That’s fair enough, but the county unfairly kept the $25,000 surplus for itself. Eventually, Ms. Tyler sued to get her $25,000 surplus back. Today, the Supreme Court of the United States unanimously decided that Ms. Tyler – not the government – was entitled to it.

The Court decided that Ms. Tyler is protected by the Constitution’s Takings Clause, which says private property cannot “be taken for public use, without just compensation.” The Court’s opinion underscores the general principle that a creditor is entitled to be made whole, but that there is no entitlement to a surplus payment. That is, the creditor is entitled to take the debt, not some amount greater than the debt.

This principle can be seen in other areas of the law. For instance, if a bank forecloses on a house because the mortgage payment hasn’t been made, the homeowner – not the bank – gets to keep any surplus. (CEI had previously joined the Buckeye Institute’s amicus brief on this case, which argued that the Takings Clause’s application to this case was deeply rooted in American history and tradition.)

The Court expeditiously disposed of the argument that Hennepin County government used to justify keeping the extra $25,000. Hennepin County argued that Ms. Tyler had decided to abandon her property because she stopped paying taxes on it (or, more precisely, that her failure to pay property taxes should be understood as abandonment).

I suppose government lawyers must make the best argument available to them, but the County’s argument was especially weak. Fortunately, the Court thought so too. The Court explained that a lapse in property rights from abandonment can indeed take place when the owner fails to make any use of the property at all. There is a big difference, the Court emphasized, when the owner of a residence with delinquent property taxes continues to live there for years – right up to the time that the government sells the property.

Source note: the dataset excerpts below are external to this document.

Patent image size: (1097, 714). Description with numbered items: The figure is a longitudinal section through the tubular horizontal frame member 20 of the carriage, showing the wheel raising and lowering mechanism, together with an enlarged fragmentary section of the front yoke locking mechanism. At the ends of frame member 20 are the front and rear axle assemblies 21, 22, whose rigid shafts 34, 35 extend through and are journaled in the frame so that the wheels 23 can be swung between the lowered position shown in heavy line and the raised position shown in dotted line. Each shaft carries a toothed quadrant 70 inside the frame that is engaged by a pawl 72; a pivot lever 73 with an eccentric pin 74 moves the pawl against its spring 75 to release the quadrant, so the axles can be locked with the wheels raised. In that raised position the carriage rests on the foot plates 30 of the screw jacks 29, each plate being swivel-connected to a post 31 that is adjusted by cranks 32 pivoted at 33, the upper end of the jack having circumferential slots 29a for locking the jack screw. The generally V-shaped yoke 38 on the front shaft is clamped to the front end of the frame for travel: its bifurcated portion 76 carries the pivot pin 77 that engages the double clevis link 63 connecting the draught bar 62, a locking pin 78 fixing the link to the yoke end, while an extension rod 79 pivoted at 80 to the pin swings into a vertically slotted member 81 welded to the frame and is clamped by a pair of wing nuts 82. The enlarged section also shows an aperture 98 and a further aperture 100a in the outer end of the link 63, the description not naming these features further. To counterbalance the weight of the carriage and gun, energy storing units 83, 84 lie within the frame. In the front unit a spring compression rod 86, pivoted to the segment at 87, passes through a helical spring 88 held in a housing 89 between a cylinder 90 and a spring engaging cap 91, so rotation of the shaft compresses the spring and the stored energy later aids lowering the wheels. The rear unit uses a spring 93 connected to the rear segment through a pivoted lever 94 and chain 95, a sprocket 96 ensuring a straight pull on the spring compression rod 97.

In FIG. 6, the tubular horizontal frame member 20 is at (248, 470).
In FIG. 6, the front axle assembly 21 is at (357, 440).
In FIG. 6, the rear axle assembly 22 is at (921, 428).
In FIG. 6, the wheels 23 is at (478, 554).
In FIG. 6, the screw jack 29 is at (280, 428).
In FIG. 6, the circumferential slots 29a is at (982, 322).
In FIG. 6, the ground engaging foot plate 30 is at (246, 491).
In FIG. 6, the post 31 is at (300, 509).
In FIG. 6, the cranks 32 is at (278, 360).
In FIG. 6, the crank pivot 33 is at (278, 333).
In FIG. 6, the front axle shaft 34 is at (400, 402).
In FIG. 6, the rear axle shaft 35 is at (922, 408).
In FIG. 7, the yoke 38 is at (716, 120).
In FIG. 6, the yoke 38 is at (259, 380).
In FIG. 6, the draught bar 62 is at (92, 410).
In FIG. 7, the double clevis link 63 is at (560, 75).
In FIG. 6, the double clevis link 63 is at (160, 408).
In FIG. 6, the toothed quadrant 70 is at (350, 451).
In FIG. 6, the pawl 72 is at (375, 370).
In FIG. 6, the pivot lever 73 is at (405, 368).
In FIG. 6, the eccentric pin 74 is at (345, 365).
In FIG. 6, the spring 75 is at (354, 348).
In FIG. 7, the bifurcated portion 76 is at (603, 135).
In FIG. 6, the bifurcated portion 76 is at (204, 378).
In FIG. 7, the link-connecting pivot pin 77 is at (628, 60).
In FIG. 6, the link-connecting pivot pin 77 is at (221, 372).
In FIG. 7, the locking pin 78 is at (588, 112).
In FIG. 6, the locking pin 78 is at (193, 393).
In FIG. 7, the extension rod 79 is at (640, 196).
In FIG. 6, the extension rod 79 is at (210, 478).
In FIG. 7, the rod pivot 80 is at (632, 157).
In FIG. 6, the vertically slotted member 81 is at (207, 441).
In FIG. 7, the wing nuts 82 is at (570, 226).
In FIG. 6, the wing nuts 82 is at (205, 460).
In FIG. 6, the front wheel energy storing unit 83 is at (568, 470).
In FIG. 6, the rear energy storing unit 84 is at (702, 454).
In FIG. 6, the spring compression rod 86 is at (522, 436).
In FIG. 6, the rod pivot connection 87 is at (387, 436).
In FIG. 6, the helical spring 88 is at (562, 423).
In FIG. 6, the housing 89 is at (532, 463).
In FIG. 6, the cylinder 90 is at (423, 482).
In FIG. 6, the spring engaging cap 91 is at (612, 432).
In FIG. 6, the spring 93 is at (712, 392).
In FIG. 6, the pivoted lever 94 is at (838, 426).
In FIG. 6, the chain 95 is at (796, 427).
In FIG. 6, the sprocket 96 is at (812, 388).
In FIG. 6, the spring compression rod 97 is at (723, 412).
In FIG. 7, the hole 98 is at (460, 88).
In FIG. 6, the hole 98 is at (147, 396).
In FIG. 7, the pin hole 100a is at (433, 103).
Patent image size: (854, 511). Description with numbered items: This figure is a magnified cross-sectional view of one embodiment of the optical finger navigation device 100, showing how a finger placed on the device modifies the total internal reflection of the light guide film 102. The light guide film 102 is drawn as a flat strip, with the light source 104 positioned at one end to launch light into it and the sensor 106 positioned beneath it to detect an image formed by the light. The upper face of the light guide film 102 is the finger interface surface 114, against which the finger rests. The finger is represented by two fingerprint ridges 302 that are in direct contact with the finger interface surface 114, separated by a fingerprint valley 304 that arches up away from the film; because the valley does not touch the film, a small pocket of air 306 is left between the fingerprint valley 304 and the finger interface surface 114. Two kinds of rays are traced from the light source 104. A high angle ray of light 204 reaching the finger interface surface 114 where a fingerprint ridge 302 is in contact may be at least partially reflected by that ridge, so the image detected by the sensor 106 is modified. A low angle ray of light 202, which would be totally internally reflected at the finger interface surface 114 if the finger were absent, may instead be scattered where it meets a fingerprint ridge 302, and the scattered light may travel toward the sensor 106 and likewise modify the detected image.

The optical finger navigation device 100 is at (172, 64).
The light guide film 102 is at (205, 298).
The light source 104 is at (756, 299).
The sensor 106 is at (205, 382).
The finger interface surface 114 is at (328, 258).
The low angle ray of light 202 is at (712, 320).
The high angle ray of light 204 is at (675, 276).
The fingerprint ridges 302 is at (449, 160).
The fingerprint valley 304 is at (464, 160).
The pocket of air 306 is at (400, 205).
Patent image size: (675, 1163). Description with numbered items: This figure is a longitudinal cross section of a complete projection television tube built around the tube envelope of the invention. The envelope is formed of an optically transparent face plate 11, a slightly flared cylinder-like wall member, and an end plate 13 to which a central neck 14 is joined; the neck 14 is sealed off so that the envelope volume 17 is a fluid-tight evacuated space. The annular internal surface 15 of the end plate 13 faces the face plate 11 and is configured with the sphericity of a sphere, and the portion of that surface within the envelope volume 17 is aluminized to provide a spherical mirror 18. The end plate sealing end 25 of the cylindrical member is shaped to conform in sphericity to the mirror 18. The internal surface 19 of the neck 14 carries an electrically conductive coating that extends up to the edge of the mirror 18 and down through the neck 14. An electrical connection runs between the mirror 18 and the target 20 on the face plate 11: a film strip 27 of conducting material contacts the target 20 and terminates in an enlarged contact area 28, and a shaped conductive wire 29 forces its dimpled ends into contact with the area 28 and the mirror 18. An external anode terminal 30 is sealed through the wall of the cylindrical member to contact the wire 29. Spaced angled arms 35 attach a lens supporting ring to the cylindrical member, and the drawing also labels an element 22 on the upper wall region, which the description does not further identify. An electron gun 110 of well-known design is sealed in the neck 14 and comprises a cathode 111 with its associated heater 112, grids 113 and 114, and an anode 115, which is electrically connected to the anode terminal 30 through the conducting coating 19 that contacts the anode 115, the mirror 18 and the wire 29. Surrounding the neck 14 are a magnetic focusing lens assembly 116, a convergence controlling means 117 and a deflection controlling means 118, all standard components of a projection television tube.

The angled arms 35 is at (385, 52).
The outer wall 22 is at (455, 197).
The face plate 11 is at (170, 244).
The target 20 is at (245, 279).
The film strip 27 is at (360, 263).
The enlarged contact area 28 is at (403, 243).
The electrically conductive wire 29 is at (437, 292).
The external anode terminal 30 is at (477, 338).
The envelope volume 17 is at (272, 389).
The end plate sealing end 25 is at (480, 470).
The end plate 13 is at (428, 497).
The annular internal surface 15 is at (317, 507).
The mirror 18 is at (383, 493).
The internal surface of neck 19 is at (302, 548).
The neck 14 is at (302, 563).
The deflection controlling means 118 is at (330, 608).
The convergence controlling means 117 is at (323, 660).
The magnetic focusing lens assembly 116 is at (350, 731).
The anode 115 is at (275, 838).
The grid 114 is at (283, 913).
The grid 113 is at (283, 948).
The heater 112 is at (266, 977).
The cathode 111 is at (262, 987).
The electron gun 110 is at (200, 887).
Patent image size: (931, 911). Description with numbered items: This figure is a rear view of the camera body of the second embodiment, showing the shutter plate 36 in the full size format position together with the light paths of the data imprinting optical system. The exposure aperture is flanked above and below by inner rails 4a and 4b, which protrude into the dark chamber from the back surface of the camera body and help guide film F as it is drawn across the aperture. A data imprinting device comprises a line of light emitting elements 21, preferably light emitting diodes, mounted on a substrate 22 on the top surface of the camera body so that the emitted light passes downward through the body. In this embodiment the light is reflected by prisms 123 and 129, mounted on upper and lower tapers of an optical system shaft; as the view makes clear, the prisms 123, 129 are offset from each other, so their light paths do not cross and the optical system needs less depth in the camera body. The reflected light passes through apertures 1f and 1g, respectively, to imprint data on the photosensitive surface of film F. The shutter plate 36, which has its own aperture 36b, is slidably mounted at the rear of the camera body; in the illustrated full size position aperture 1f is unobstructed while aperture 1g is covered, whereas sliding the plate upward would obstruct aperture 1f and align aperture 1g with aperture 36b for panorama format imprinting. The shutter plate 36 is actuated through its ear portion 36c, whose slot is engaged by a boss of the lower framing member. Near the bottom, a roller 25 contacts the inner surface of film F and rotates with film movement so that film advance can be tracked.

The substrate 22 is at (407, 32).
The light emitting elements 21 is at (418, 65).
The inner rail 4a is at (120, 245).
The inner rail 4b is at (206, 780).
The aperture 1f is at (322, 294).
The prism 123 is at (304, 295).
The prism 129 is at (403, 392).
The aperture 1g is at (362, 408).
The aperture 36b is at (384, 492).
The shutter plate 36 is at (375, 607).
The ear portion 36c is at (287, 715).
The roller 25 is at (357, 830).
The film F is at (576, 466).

The Court ended its opinion by noting it had decided the case based on the Takings Clause, so it was unnecessary to opine about the impact of the Excessive Fines clause. Justices Neil Gorsuch and Ketanji Onyika Brown Jackson presumably disagreed, since they filed a concurrence arguing that the Excessive Fines clause had been misunderstood in the analysis of the court below — while intimating that the $25,000 surplus that the government wanted to keep was, indeed, constitutionally excessive.